In a world where Dermatillomania is only just starting to be recognised in the medical and psychological field, I understand that many sufferers self-diagnose because they feel that there is no other option for them. I self-diagnosed 5 years ago when I first found information online about this disorder but I then brought that information to my doctor and the psychologist I was seeing at the time in order to receive a proper documented diagnosis – albeit they have spelt Dermatillomania wrong on my file! Whilst self-diagnosis can be helpful, it is only a stepping stone in a greater journey towards clinical diagnosis, treatment and then hopefully recovery. The reason being is that when self-diagnosing ourselves with disorders or illnesses, whether they be physical or mental, we can sometimes get it wrong or be quick to label a habit something more serious than it actually is. To put this in perspective: I often pluck my eyebrows, sometimes I over pluck them in my desire to shape them perfectly, I will also pull stray hairs from my chin or upper lip, and if my hair is done up in a style and I notice some are out of place I will pull them too. I occasionally pull hair but I do not have Trichotillomania or Trich.
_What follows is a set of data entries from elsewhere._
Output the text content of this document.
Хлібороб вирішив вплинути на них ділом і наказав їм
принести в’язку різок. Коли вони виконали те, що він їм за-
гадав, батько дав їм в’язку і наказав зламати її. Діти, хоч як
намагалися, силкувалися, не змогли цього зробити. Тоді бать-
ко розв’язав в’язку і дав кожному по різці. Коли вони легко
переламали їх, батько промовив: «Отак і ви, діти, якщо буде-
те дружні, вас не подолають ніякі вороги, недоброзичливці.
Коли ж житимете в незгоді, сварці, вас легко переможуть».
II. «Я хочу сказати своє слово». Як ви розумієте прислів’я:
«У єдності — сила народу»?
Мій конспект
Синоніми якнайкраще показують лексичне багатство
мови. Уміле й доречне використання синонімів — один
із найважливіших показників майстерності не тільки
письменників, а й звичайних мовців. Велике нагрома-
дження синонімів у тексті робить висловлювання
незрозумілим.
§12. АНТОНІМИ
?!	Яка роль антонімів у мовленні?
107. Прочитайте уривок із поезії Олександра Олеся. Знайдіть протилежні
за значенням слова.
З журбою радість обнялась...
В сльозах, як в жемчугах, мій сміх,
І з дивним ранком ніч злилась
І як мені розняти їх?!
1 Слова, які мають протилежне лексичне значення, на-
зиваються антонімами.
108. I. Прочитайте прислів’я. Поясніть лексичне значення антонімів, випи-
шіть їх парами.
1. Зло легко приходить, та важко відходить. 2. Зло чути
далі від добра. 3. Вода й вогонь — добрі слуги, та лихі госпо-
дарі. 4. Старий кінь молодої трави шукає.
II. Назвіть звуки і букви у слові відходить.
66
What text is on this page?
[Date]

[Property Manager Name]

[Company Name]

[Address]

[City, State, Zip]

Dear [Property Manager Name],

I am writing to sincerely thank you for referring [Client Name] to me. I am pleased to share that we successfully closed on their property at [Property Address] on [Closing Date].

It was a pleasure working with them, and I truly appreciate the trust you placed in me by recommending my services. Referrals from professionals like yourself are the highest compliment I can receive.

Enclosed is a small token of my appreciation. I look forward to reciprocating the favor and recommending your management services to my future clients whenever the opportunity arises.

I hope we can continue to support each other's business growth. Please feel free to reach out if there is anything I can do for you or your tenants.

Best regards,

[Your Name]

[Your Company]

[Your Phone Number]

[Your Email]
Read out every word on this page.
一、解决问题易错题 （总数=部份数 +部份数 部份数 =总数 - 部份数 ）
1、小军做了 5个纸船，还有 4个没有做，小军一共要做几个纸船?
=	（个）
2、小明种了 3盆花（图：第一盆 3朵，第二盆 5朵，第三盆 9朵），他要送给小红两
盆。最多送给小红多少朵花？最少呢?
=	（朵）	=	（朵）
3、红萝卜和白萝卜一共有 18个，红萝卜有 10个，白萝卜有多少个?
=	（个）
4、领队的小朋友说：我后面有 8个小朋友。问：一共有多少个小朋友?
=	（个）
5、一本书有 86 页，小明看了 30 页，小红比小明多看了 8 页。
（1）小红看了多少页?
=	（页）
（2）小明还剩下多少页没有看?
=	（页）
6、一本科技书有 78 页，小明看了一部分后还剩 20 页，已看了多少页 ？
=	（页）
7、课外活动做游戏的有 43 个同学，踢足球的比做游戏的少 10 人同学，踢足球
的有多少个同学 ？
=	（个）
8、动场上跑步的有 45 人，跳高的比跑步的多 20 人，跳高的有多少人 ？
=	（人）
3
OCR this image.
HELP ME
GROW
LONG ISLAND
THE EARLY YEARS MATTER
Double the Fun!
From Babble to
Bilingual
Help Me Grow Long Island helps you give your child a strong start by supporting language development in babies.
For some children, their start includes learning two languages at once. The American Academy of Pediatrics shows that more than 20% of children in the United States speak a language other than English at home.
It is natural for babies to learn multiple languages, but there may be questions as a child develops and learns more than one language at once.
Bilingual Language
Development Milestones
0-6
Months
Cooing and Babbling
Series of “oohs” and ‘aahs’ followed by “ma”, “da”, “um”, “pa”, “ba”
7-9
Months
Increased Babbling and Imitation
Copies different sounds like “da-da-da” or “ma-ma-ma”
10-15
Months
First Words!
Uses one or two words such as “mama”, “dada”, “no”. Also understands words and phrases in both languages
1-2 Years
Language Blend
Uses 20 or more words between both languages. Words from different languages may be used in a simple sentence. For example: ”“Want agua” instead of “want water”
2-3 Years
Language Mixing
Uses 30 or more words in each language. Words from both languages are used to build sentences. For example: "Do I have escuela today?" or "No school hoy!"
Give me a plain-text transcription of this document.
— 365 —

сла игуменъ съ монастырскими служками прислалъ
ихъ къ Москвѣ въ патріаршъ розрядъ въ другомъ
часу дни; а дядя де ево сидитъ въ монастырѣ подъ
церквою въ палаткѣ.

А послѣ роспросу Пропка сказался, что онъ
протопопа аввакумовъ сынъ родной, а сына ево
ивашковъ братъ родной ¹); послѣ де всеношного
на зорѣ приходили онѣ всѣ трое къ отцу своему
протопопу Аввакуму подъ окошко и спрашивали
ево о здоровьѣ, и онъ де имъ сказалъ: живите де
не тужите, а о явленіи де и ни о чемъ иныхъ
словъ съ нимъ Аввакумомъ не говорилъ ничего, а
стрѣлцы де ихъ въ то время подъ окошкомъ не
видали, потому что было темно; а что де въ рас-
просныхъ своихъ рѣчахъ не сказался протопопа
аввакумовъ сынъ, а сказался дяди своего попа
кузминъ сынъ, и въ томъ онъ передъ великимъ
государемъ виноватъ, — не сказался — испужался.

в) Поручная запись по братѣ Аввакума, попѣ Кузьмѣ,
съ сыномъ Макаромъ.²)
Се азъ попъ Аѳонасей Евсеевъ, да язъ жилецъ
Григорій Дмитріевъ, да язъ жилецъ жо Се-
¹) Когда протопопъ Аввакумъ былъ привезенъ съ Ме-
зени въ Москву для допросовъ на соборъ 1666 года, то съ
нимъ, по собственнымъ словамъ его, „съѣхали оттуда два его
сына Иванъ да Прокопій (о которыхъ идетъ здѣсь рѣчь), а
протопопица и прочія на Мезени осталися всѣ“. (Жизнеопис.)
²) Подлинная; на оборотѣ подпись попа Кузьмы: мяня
My hair pulling is nothing out of the ordinary and does not cause me any distress or social embarrassment. Everyone picks at their skin. This is normal. Many people even take pleasure in popping pimples or satisfying an itch. This is also normal. What is not normal is when you do not know how to stop and when you keep going to a point that it causes you significant distress and/or impacts on your ability to function socially. So please keep this in mind when self-diagnosing, as a wrong diagnosis can have a detrimental effect on both yourself and those suffering from the mental health disorder in question. I don’t want Dermatillomania to be misunderstood more than it already is or to be made out less serious than it actually is – this disorder has the potential to put a sufferer in a life threatening situation and this is why I am so passionate about spreading awareness, however controversial it may be.